Farwell’s intercom buzzed. “Mr. Henry Schneider to see you about employment.”

“Send him in, Grace.”

Schneider was a beefy kid with a practiced smile and a heavy handshake. “I saw your ad for a junior copywriter,” he

said, sitting down confidently. He opened an expensive, new-looking briefcase and threw a folder on the desk.

Farwell leafed through it—the standard presentation. A fact sheet listing journalistic honors in high school and college, summer jobs on weeklies, “rose to sergeantcy in only ten months during U.M.T. period.” Copies of by-line pieces pasted neatly, without wrinkles, onto heavy pages. A TV scenario for the college station. A letter from the dean of men, a letter from the dean of the journalism school.

“As you see,” Schneider told him, “I’m versatile. Sports, travel, science, human-interest, spot news—anything.”

“Yes. Well, you wouldn’t be doing much actual writing to start, Schneider. When—”

“I’m glad you mentioned that, Mr. Farwell. What exactly would be the nature of my work?”

“The usual cursus honoruni—” Schneider looked blank and then laughed heartily. Farwell tried again: “The usual success story in public relations is, copy boy to junior copywriter to general copywriter to accounts man to executive. If you last that long. For about three months you can serve Greenhough and Brady best by running copy, emptying waste baskets and keeping your eyes open. After you know the routine we can try you on—”

Schneider interrupted: “What’s the policy on salaries?” He didn’t seem to like the policy on promotions.

Farwell told him the policy on salaries and Schneider tightened his mouth disapprovingly. “That’s not much for a starter,” he said. “Of course, I don’t want to haggle, but I think my presentation shows I can handle responsibility.”
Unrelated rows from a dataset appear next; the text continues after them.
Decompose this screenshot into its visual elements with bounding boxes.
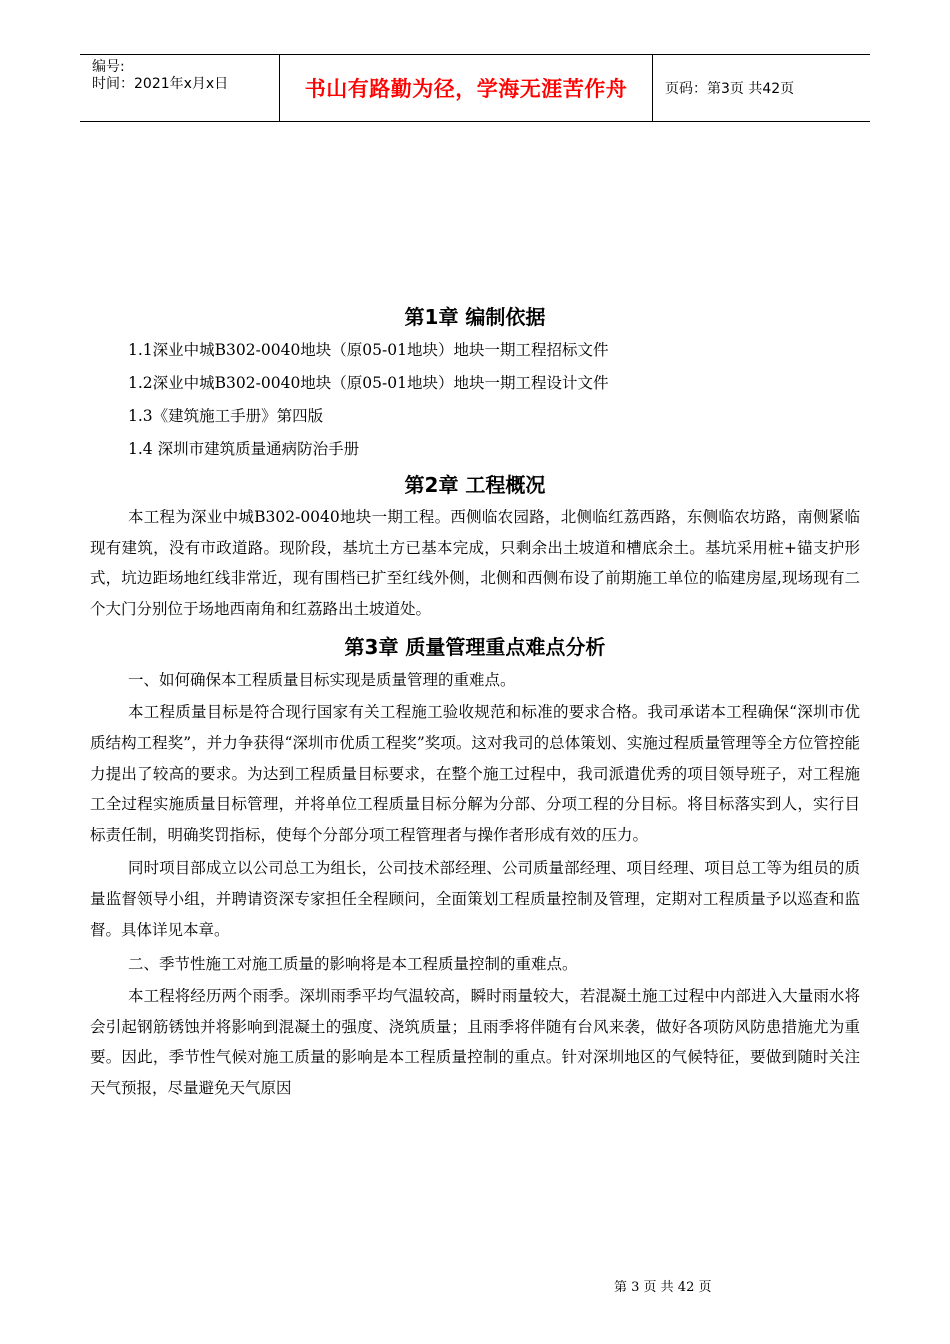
page-footer: 第 3 页 共 42 页 — [614, 1280, 712, 1295]
chapter-title: 第3章 质量管理重点难点分析 — [344, 635, 606, 660]
document-number-label: 编号: — [92, 59, 125, 75]
basis-item: 1.1深业中城B302-0040地块（原05-01地块）地块一期工程招标文件 — [128, 341, 609, 359]
header-page-info: 页码：第3页 共42页 — [665, 81, 795, 97]
header-motto: 书山有路勤为径，学海无涯苦作舟 — [304, 77, 628, 101]
document-body — [90, 300, 860, 1107]
header-motto-cell — [280, 55, 653, 121]
header-meta-cell — [80, 55, 280, 121]
chapter-title: 第2章 工程概况 — [404, 473, 546, 497]
header-page-cell — [653, 55, 870, 121]
page-header — [80, 54, 870, 122]
document-time-label: 时间：2021年x月x日 — [92, 76, 229, 92]
section-heading: 二、季节性施工对施工质量的影响将是本工程质量控制的重难点。 — [128, 955, 578, 974]
chapter-title: 第1章 编制依据 — [404, 305, 546, 329]
body-paragraph: 本工程质量目标是符合现行国家有关工程施工验收规范和标准的要求合格。我司承诺本工程确保“深圳市优质结构工程奖”，并力争获得“深圳市优质工程奖”奖项。这对我司的总体策划、实施过程质量管理等全方位管控能力提出了较高的要求。为达到工程质量目标要求，在整个施工过程中，我司派遣优秀的项目领导班子，对工程施工全过程实施质量目标管理，并将单位工程质量目标分解为分部、分项工程的分目标。将目标落实到人，实行目标责任制，明确奖罚指标，使每个分部分项工程管理者与操作者形成有效的压力。 — [90, 703, 860, 844]
project-overview-paragraph: 本工程为深业中城B302-0040地块一期工程。西侧临农园路，北侧临红荔西路，东侧临农坊路，南侧紧临现有建筑，没有市政道路。现阶段，基坑土方已基本完成，只剩余出土坡道和槽底余土。基坑采用桩+锚支护形式，坑边距场地红线非常近，现有围档已扩至红线外侧，北侧和西侧布设了前期施工单位的临建房屋,现场现有二个大门分别位于场地西南角和红荔路出土坡道处。 — [90, 508, 860, 618]
basis-item: 1.4 深圳市建筑质量通病防治手册 — [128, 440, 360, 458]
body-paragraph: 本工程将经历两个雨季。深圳雨季平均气温较高，瞬时雨量较大，若混凝土施工过程中内部进入大量雨水将会引起钢筋锈蚀并将影响到混凝土的强度、浇筑质量；且雨季将伴随有台风来袭，做好各项防风防患措施尤为重要。因此，季节性气候对施工质量的影响是本工程质量控制的重点。针对深圳地区的气候特征，要做到随时关注天气预报，尽量避免天气原因 — [90, 987, 860, 1097]
basis-item: 1.3《建筑施工手册》第四版 — [128, 407, 324, 425]
section-heading: 一、如何确保本工程质量目标实现是质量管理的重难点。 — [128, 671, 516, 690]
body-paragraph: 同时项目部成立以公司总工为组长，公司技术部经理、公司质量部经理、项目经理、项目总工等为组员的质量监督领导小组，并聘请资深专家担任全程顾问，全面策划工程质量控制及管理，定期对工程质量予以巡查和监督。具体详见本章。 — [90, 859, 860, 939]
basis-item: 1.2深业中城B302-0040地块（原05-01地块）地块一期工程设计文件 — [128, 374, 609, 392]
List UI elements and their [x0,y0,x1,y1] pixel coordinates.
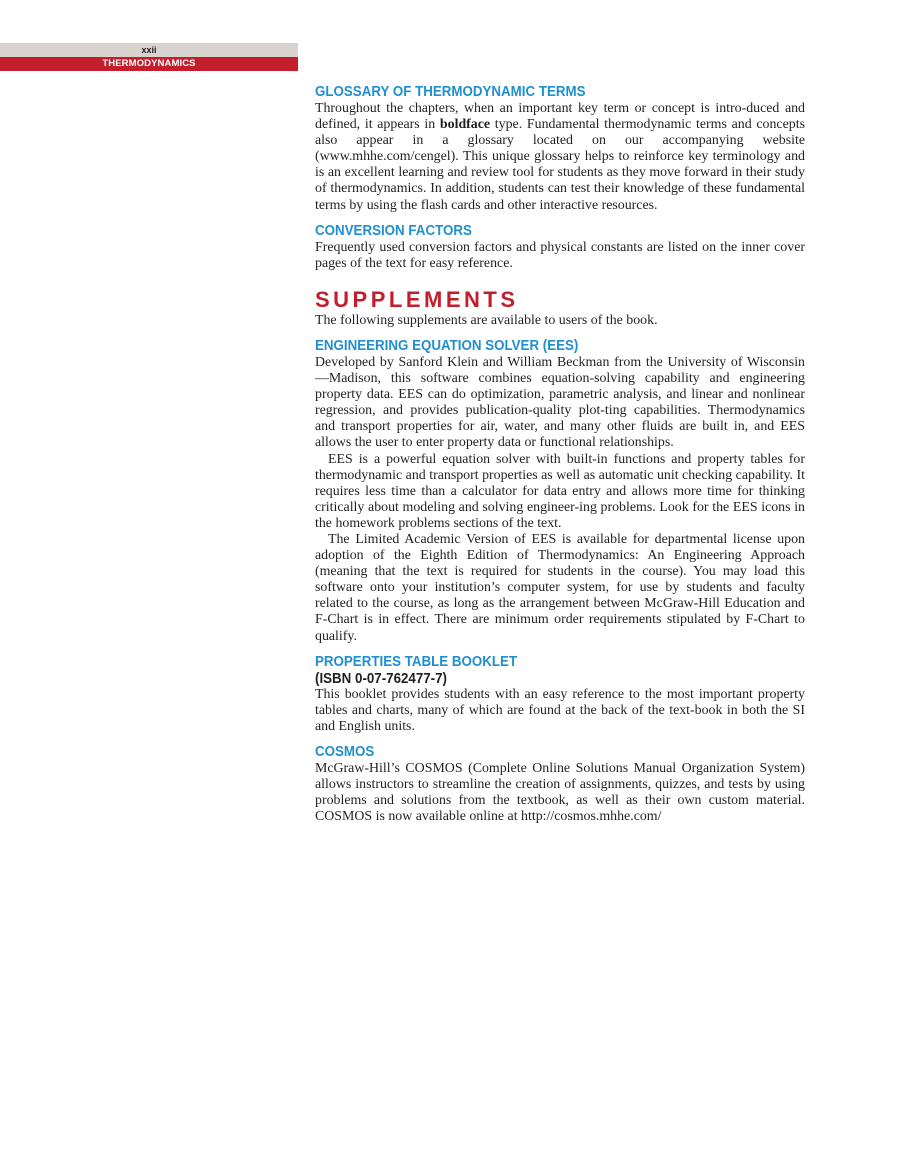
cosmos-heading: COSMOS [315,743,375,760]
supplements-section [315,287,805,329]
page-number: xxii [0,43,298,57]
main-column [315,84,805,825]
glossary-text-end: type. Fundamental thermodynamic terms and concepts also appear in a glossary located on our accompanying website (www.mhhe.com/cengel). This unique glossary helps to reinforce key terminology and is an excellent learning and review tool for students as they move forward in their study of thermodynamics. In addition, students can test their knowledge of these fundamental terms by using the flash cards and other interactive resources. [315,117,805,213]
properties-paragraph: This booklet provides students with an easy reference to the most important property tables and charts, many of which are found at the back of the text-book in both the SI and English units. [315,686,805,734]
cosmos-paragraph: McGraw-Hill’s COSMOS (Complete Online Solutions Manual Organization System) allows instructors to streamline the creation of assignments, quizzes, and tests by using problems and solutions from the textbook, as well as their own custom material. COSMOS is now available online at http://cosmos.mhhe.com/ [315,760,805,825]
conversion-paragraph: Frequently used conversion factors and physical constants are listed on the inner cover pages of the text for easy reference. [315,239,805,271]
running-head [0,43,298,71]
glossary-paragraph [315,101,805,214]
glossary-heading: GLOSSARY OF THERMODYNAMIC TERMS [315,84,586,100]
conversion-section [315,223,805,272]
ees-paragraph: The Limited Academic Version of EES is available for departmental license upon adoption of the Eighth Edition of Thermodynamics: An Engineering Approach (meaning that the text is required for students in the course). You may load this software onto your institution’s computer system, for use by students and faculty related to the course, as long as the arrangement between McGraw-Hill Education and F-Chart is in effect. There are minimum order requirements stipulated by F-Chart to qualify. [315,531,805,644]
properties-section [315,654,805,735]
ees-paragraph: Developed by Sanford Klein and William Beckman from the University of Wisconsin—Madison, this software combines equation-solving capability and engineering property data. EES can do optimization, parametric analysis, and linear and nonlinear regression, and provides publication-quality plot-ting capabilities. Thermodynamics and transport properties for air, water, and many other fluids are built in, and EES allows the user to enter property data or functional relationships. [315,354,805,451]
supplements-intro: The following supplements are available to users of the book. [315,312,658,328]
glossary-section [315,84,805,214]
conversion-heading: CONVERSION FACTORS [315,222,472,239]
ees-section [315,338,805,645]
glossary-text-start: Throughout the chapters, when an important key term or concept is intro-duced and defined, it appears in [315,101,805,133]
properties-heading: PROPERTIES TABLE BOOKLET [315,653,518,670]
properties-isbn: (ISBN 0-07-762477-7) [315,670,447,687]
ees-heading: ENGINEERING EQUATION SOLVER (EES) [315,337,579,354]
book-title-banner: THERMODYNAMICS [0,57,298,71]
supplements-heading: SUPPLEMENTS [315,286,519,312]
glossary-bold-term: boldface [439,117,491,133]
cosmos-section [315,744,805,825]
ees-paragraph: EES is a powerful equation solver with built-in functions and property tables for thermodynamic and transport properties as well as automatic unit checking capability. It requires less time than a calculator for data entry and allows more time for thinking critically about modeling and solving engineer-ing problems. Look for the EES icons in the homework problems sections of the text. [315,451,805,531]
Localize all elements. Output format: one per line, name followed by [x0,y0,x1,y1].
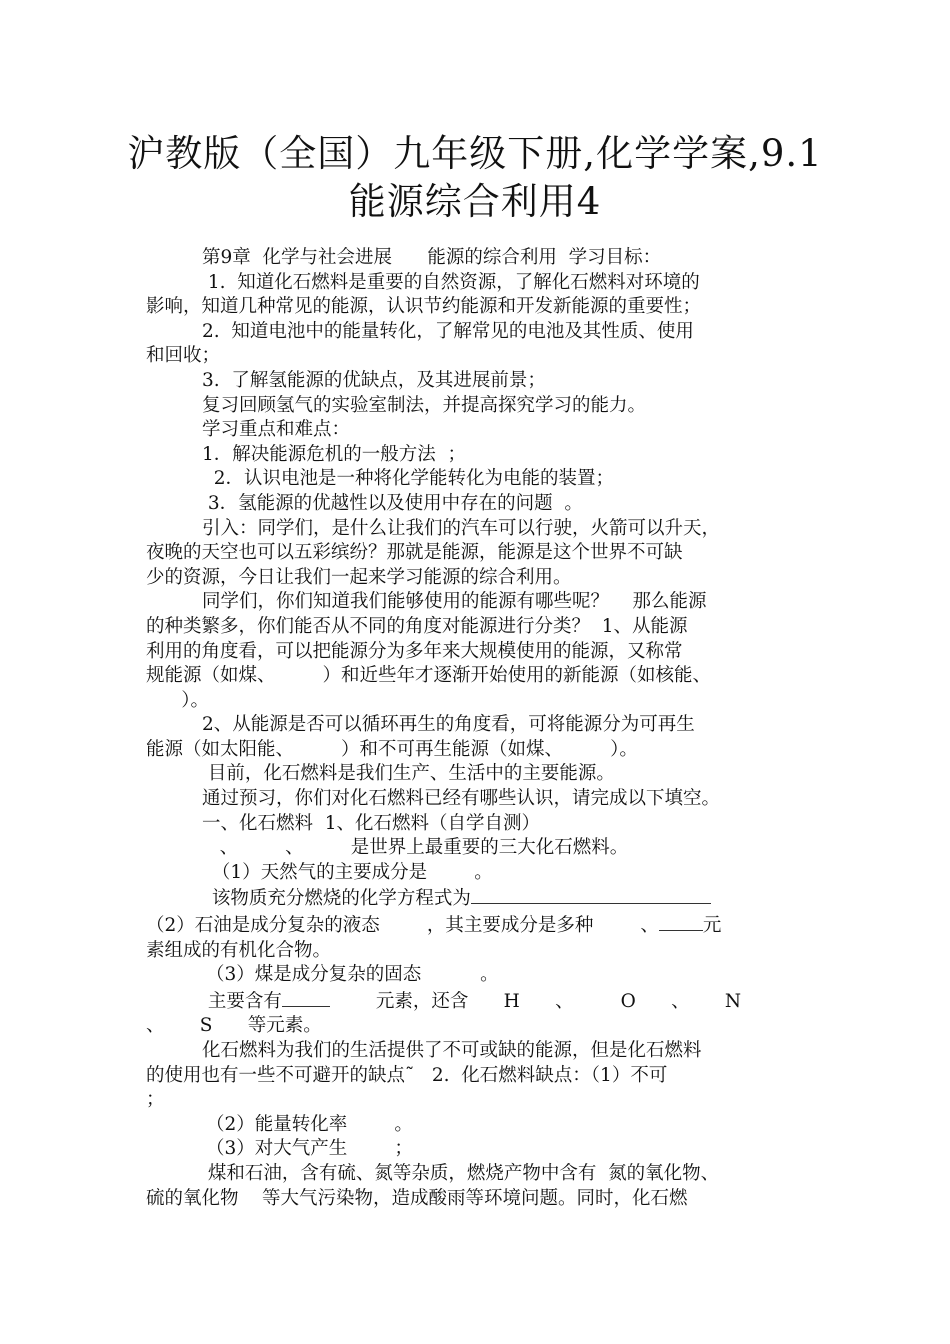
text-line: （3）对大气产生 ； [206,1138,413,1160]
text-line: 、 S 等元素。 [146,1015,322,1037]
text-line: 素组成的有机化合物。 [146,939,332,961]
text-line: （2）能量转化率 。 [206,1113,413,1135]
text-line: （1）天然气的主要成分是 。 [206,861,493,883]
text-line: 引入：同学们，是什么让我们的汽车可以行驶，火箭可以升天， [202,517,721,539]
text-line: 2、从能源是否可以循环再生的角度看，可将能源分为可再生 [202,714,695,736]
text-segment: 主要含有 [202,990,282,1012]
blank-line [659,912,703,931]
document-title-line-2: 能源综合利用4 [348,180,602,223]
text-line: 3. 了解氢能源的优缺点，及其进展前景； [202,369,546,391]
text-line: 目前，化石燃料是我们生产、生活中的主要能源。 [202,763,615,785]
text-line: 能源（如太阳能、 ）和不可再生能源（如煤、 ）。 [146,738,638,760]
text-line: 的种类繁多，你们能否从不同的角度对能源进行分类？ 1、从能源 [146,615,688,637]
blank-line [282,988,330,1007]
text-line: 学习重点和难点： [202,419,351,441]
text-line: 同学们，你们知道我们能够使用的能源有哪些呢？ 那么能源 [202,591,707,613]
text-line: 2. 知道电池中的能量转化，了解常见的电池及其性质、使用 [202,320,694,342]
text-line [146,885,826,912]
text-line: 少的资源，今日让我们一起来学习能源的综合利用。 [146,566,572,588]
text-line: 通过预习，你们对化石燃料已经有哪些认识，请完成以下填空。 [202,788,721,810]
document-title-line-1: 沪教版（全国）九年级下册,化学学案,9.1 [127,132,823,175]
document-body [146,246,826,1211]
text-line: 1. 知道化石燃料是重要的自然资源，了解化石燃料对环境的 [202,271,700,293]
text-line [146,988,826,1015]
text-line: 2．认识电池是一种将化学能转化为电能的装置； [202,468,615,490]
text-line: 煤和石油，含有硫、氮等杂质，燃烧产物中含有 氮的氧化物、 [202,1162,720,1184]
text-line: 规能源（如煤、 ）和近些年才逐渐开始使用的新能源（如核能、 [146,665,712,687]
text-line: 影响，知道几种常见的能源，认识节约能源和开发新能源的重要性； [146,296,702,318]
text-line: 第9章 化学与社会进展 能源的综合利用 学习目标： [202,247,662,268]
text-line: 利用的角度看，可以把能源分为多年来大规模使用的能源，又称常 [146,640,683,662]
text-segment: 元 [702,915,722,937]
text-line: 硫的氧化物 等大气污染物，造成酸雨等环境问题。同时，化石燃 [146,1187,688,1209]
text-line: 和回收； [146,345,221,367]
blank-line [471,885,711,904]
text-line: ）。 [146,689,210,711]
text-line [146,912,826,939]
text-line: 、 、 是世界上最重要的三大化石燃料。 [202,837,629,859]
text-line: 夜晚的天空也可以五彩缤纷？那就是能源，能源是这个世界不可缺 [146,542,683,564]
text-line: 一、化石燃料 1、化石燃料（自学自测） [202,812,541,834]
text-segment: 该物质充分燃烧的化学方程式为 [206,888,471,910]
text-segment: 元素，还含 H 、 O 、 N [375,990,742,1012]
text-line: （3）煤是成分复杂的固态 。 [206,964,499,986]
text-line: ； [146,1089,165,1111]
text-line: 复习回顾氢气的实验室制法，并提高探究学习的能力。 [202,394,647,416]
text-line: 3．氢能源的优越性以及使用中存在的问题 。 [202,492,583,514]
text-line: 的使用也有一些不可避开的缺点˜ 2. 化石燃料缺点：（1）不可 [146,1064,668,1086]
text-segment: （2）石油是成分复杂的液态 ，其主要成分是多种 、 [146,915,659,937]
text-line: 化石燃料为我们的生活提供了不可或缺的能源，但是化石燃料 [202,1040,702,1061]
text-line: 1．解决能源危机的一般方法 ； [202,443,467,465]
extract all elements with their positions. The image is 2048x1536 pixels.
Farwell got up with relief and shook his hand. “Too bad we couldn’t get together,” he said, talking the youngster to the door. “Don’t forget your briefcase. If you want, you can leave your name with the girl and we’ll get in touch with you if anything comes up. As you say, you might do better in another outfit that has a more responsible job open. It was good of you to give us a try, Schneider …” A warm clap on the shoulder got him out.

Next time, Farwell thought, feeling his 45 years, it would be better to mention the starting salary in the ad and short-stop the youngsters with inflated ideas. He was pretty sure he hadn’t acted like that beefy hotshot when he was a kid—or had he? —comfort and safety on the space-ways since—

He turned on the intercom and said: “Get me Stubby Worple at the Herald.” Worple was in.

“Jim Farwell, Stub. I was looking at the column this morning and I made myself a promise to buzz you and tell you what a damn fine job it is. The lead graf was sensational.” Modest protests.

“No, I mean it. Say, why don’t we get together? You got anything on for lunch?”